Over the last decade or more, what used to be the standard manner of referring to events in the past by designating their dates in a prepositional phrase is being replaced by a longer form whereby the word back is inserted before the preposition regardless of the proximity of the past event to the speech event. Here are some recent examples:
(1) “There was a moment back in 2002 when . . . [opening sentence]” (Caryn James, “Aniston Agonistes: Good Girl, Bad Choices,” The New York Times [henceforth NYT], 6/5/06, p. B1);
(2) “The author of seven other books, she was a fellow at the library when she first got the idea back in 2001, on 9/11″ (Patricia Cohen, NYT, 2/14/08, p. B9);
(3) “back in January” – said in February (unidentified man, viva voce; cf. [way] back [when]).
(4) “Back in the seventeenth century, the original text had been registered for publication as” (Jonathan Bate, Soul of the Age (New York: Random House, 2009], p. 341)
The last is a particularly telling example. The context is entirely localized temporally in the seventeenth century, i. e., all the events are dated to that time, making the use of the word back utterly otiose. Moreover, it is from a contemporary British author (a university professor at that), showing that this linguistic feature has taken hold cisatlantically.
One hears such examples constantly on the radio and from ordinary speakers; moreover, the preposition in question can be on or during as well as in (back on Thursday, back during the war). And whereas the appearance of back was formerly conditioned strictly by the remoteness of the past event relative to the speech event––a form of emphasis––now the emphatic meaning is apparently being neutralized: the appearance of back is becoming obligatory regardless of the degree of proximity of the past event.
How to explain this development? One more or less speculative explanation comes to mind.

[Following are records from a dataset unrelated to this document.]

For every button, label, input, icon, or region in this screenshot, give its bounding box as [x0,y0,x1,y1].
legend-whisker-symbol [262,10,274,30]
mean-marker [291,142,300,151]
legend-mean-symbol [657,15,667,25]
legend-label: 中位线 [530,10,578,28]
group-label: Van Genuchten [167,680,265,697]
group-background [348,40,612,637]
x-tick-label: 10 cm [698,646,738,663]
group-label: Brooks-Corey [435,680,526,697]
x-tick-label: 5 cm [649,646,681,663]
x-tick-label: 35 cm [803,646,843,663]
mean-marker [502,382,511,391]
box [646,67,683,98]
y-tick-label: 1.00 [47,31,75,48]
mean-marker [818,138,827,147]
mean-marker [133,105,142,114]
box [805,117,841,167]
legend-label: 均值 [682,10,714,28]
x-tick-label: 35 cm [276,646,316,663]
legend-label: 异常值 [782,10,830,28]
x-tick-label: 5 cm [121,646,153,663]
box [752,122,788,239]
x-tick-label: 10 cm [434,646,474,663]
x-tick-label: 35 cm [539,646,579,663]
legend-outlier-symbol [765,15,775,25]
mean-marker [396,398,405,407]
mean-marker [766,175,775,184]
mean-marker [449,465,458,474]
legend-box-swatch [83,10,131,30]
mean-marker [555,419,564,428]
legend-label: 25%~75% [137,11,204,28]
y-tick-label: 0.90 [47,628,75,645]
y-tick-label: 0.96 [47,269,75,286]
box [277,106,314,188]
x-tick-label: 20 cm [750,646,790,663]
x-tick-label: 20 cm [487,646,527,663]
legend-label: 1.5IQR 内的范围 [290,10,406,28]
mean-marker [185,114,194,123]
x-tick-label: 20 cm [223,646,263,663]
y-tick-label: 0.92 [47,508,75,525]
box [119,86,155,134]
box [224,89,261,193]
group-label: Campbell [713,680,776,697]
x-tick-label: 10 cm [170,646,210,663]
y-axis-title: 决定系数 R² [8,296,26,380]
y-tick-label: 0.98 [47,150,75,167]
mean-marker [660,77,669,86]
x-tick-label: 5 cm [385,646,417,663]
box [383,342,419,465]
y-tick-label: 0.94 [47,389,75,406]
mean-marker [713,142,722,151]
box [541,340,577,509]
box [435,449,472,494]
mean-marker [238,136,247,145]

This new––habitual but redundant––use of the locative adverb back with designators of time could be motivated by what might be labeled the avoidance of placeless existence. A past event is by definition no longer existent in the same sense as a present event. This fundamental “non-is-ness” of a past event makes its designation unstable, and thereby in need of extra temporal determination. The most routine way in which all languages fix or anchor time expressions, with their quintessential instability, is by localizing them through the use of words denoting space. Accordingly, the near-obligatory extension to non-emphatic contexts of the emphatic word back before prepositional phrases as a designator of remoteness in time in contemporary American speech may be yet another example of what is clearly a general grammatical tendency.